Arrernte is a pretty hard language to learn. Words like the word above highlight the difficulty in learning the pronunciation but believe it or not I seem to be getting my head around all that. What is hardest is that it is so hard to translate most things directly. The Arrernte people had/have such a different way of understanding things and therfore communicating to the way we do that trying to put anything into a sentence that makes sense to them is almost impossible I discover each time I translate what I have learned into something I can say to my Arrernte friends.
It is good to be learning Arrernte. I don’t think I’ll ever speak it fluently but it sure teaches me a lot about the culture and language learning. Also, so many other indigenous languages from here and around the world have been lost it is exciting to me that some including Arrernte have survived. And with only 2000 or so speakers left in Central Australia if it is to survive then other people have to start learning it. Funny though the other two languages that I speak are spoken by millions and millions of people whereas this one only 2000.
Last night we had our house warming party. It was such a lovely night I must say. The weather was pretty hot yesterday so I was a little concerned people would be uncomfortable but it cooled down nicely for the guests arrival and we had a good central Australian sunset for them to enjoy as well (not that I can claim that one).
Malley and John also led a smoking ceremony for us which I was really moved by. It was a real honour to be participating in something their people have been doing when they move to an area for 40 000 years. I got all teary.
Apart from that people just talked and ate and drank. We had some singing and dancing under the stars and some people played drums. The kids played games and cooked marshmellows on the fire. Malley had us women doing some aboriginal dancing. It was all lots of fun.

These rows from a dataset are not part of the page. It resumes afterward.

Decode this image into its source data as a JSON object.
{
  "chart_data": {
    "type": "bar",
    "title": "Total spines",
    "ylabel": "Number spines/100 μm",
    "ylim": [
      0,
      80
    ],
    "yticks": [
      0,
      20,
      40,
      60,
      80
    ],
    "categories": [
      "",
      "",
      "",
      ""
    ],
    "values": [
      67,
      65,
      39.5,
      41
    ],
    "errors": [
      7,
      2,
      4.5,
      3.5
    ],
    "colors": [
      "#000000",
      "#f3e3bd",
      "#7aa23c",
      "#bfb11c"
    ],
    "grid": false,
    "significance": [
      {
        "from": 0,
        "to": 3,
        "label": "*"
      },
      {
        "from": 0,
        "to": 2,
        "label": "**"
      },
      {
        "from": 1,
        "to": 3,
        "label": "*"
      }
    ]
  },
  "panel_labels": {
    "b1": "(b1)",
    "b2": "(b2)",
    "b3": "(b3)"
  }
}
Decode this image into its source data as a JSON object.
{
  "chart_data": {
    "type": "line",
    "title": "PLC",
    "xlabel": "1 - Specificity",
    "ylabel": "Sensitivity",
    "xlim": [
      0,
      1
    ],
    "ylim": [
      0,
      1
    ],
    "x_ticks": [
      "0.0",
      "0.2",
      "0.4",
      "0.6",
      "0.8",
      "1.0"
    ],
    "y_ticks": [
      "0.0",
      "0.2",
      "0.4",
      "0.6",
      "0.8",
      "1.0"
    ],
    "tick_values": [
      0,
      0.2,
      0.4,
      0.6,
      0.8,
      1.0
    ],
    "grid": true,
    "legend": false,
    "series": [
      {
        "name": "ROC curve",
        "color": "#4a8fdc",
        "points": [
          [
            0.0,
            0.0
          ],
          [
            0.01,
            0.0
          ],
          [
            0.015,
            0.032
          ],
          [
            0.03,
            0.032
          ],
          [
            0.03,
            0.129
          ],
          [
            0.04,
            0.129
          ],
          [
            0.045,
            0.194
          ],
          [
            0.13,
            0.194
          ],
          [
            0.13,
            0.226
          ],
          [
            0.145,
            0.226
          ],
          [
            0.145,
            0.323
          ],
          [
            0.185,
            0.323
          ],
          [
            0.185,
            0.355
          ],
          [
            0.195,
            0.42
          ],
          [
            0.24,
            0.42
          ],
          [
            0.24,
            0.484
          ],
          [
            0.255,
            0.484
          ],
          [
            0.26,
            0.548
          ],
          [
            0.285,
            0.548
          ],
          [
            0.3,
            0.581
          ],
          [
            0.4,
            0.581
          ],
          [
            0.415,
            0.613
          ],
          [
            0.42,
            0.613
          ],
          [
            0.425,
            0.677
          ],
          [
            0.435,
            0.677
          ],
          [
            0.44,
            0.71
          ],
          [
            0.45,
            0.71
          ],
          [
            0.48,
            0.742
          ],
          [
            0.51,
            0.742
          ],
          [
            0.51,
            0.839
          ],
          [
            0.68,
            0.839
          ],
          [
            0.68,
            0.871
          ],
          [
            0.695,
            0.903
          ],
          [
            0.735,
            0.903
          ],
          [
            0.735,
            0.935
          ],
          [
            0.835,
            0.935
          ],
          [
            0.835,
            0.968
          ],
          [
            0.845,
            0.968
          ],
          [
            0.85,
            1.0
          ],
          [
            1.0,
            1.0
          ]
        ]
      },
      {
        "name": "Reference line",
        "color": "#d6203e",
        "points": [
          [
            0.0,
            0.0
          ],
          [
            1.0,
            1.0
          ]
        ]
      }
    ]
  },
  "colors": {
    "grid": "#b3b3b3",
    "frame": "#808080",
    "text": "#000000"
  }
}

Martin likes having parties and I think I have come around as well. I do get a little stressed before them (and during them I suppose as I try to ensure that everyone is okay for food, drinks, people to talk to etc) but I really enjoy offering hospitality. I really enjoy watching people interact and have fun at my home. Last night was really special for that as we had a bit of a mix of cultures there who all seemed to have some really good interactions. In this town (and in this country too I suppose) I continue to be confronted by the racism that exists within us and so events such as these “normal” and “ordinary” as they are, feel sort of special and important.